Vale la pena aproximar los melodramas al humor. Ambos, en gran medida, tuercen la realidad para crear un golpe de efecto que termina en la risa o en la tristeza. Ambos tienen que estar muy bien contados para lograr su cometido. Y ambos, si se cumple lo anterior, tienen una carga más o menos subterránea de sabiduría que los trae a la memoria cada tanto. Pedro Almodóvar, en su obra, ha tenido la audacia y la inteligencia de combinar con singular éxito el humor con el culebrón en dosis distintas según el periodo y la obra en cuestión. Con el paso del tiempo, eso que llaman la madurez, el componente más serio se ha ido adueñando de su filmografía, engarzado en –precisamente- el camino necesario para la madurez: el paso del tiempo, ya muy presente en su anterior Dolor y gloria de 2019.

Madres paralelas habla de la memoria, que aborda en dos planos, el colectivo y el individual. Ambos se funden en ese sacudón histórico y existencial que fue la Guerra Civil y su consiguiente dictadura y la búsqueda de las tumbas anónimas y la necesidad de recobrar sus identidades abren y cierran el film. Pero la trama no tiene que ver con este telón de fondo, que sin embargo la aviva. Porque la historia individual tiene todos los ingredientes del mejor de los melodramas: madres abandonadas, entrecruzamiento de identidades, familias que se unen y se repelen, con su cuota de muertes inesperadas, separaciones y reencuentros varios. Porque la memoria está atada a ese otro gran protagonista de la película: la identidad, casualmente perdida en una de las tantas vueltas de tuerca del comienzo pero recuperada en la primera hora de película para dar pie al drama verdadero.

Las madres paralelas del caso, una adolescente y una cuarentona, viven sus distintas etapas con diferencias que se atenúan cuando, casualmente entrecruzan su maternidad. El asunto, sin embargo, es que la vida nueva no puede en la España actual, por mucho tiempo que haya pasado, obviar la sanguinaria memoria colectiva. Porque la novedad de la vida inevitablemente esta tenida por el pasado colectivo, verdad de Perogrullo, que por olvidada, necesita ser contada una y otra vez. Y la gloria de la película está en la forma en la cual Almodóvar, hábil prestidigitador, nos sume en una trama que no resistiría un test de verosimilitud. Pero no tendría sentido hacerlo. La historia de un antropólogo forense que al mismo tiempo es el disparador de una de las historias, cambia su signo. Ya no es el que desentierra el pasado sino el que precipita uno de los futuros, al tiempo que desentraña el otro misterio, el misterio paralelo.

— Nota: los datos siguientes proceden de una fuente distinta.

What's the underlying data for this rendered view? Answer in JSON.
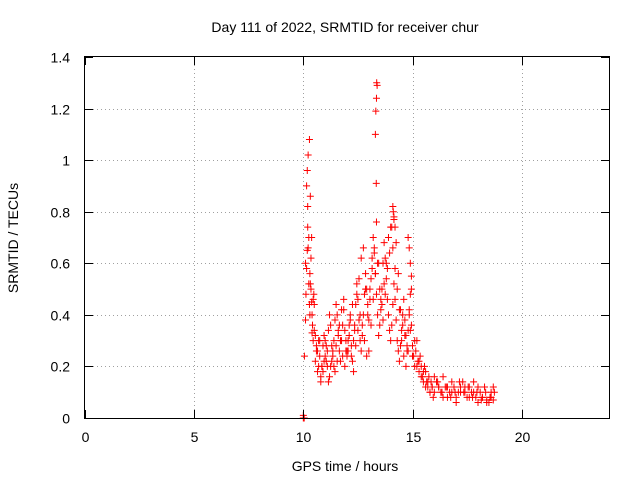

Extraño y muy virtuoso entrecruzamiento de pasado con presente el que propone Almodóvar. Porque el pasado que se busca recuperar, y que sobrevive como verdad que al final se desentierra, viene a regar un presente igualmente incierto. En virtud del melodrama, no hay una sola madre, hay madres múltiples y paralelas que se interrogan sobre el pasado. El pasado inmediato, que remite a la vida y a la identidad del padre, pero también el pasado cada vez más lejano, en una carrera contra el tiempo, antes que los dolientes mueran con un misterio sin resolver. Ambos pasados pugnan por encontrar la verdad, porque es el prerrequisito de la vida, o por lo menos de una vida libre de misterios tortuosos que la corrompan.

Sin duda se trata de una obra de madurez, lejos del humor que permeaba a través de buena parte de su filmografía. También es una película nostálgica, no en el sentido de sonar por un pasado sino en el sentido de penar con él por habernos acompañado durante tantos y terribles años. El pasado, dice la película, esta lejos de estar muerto. Vive, relata, y denuncia. Por eso, su exploración tiene que ser un melodrama, con ribetes inverosímiles, como la vida misma.  Es el pasado, o la búsqueda de él,  lo que permite que la vida nazca y siga su curso, por meandros insospechados. Un film imprescindible. Está en Netflix.

Madres paralelas. España.2021. Director Pedro Almodóvar. Con Penélope Cruz, Milena Smit, Israel Elejalde, Aitana Sanchez-Gijón.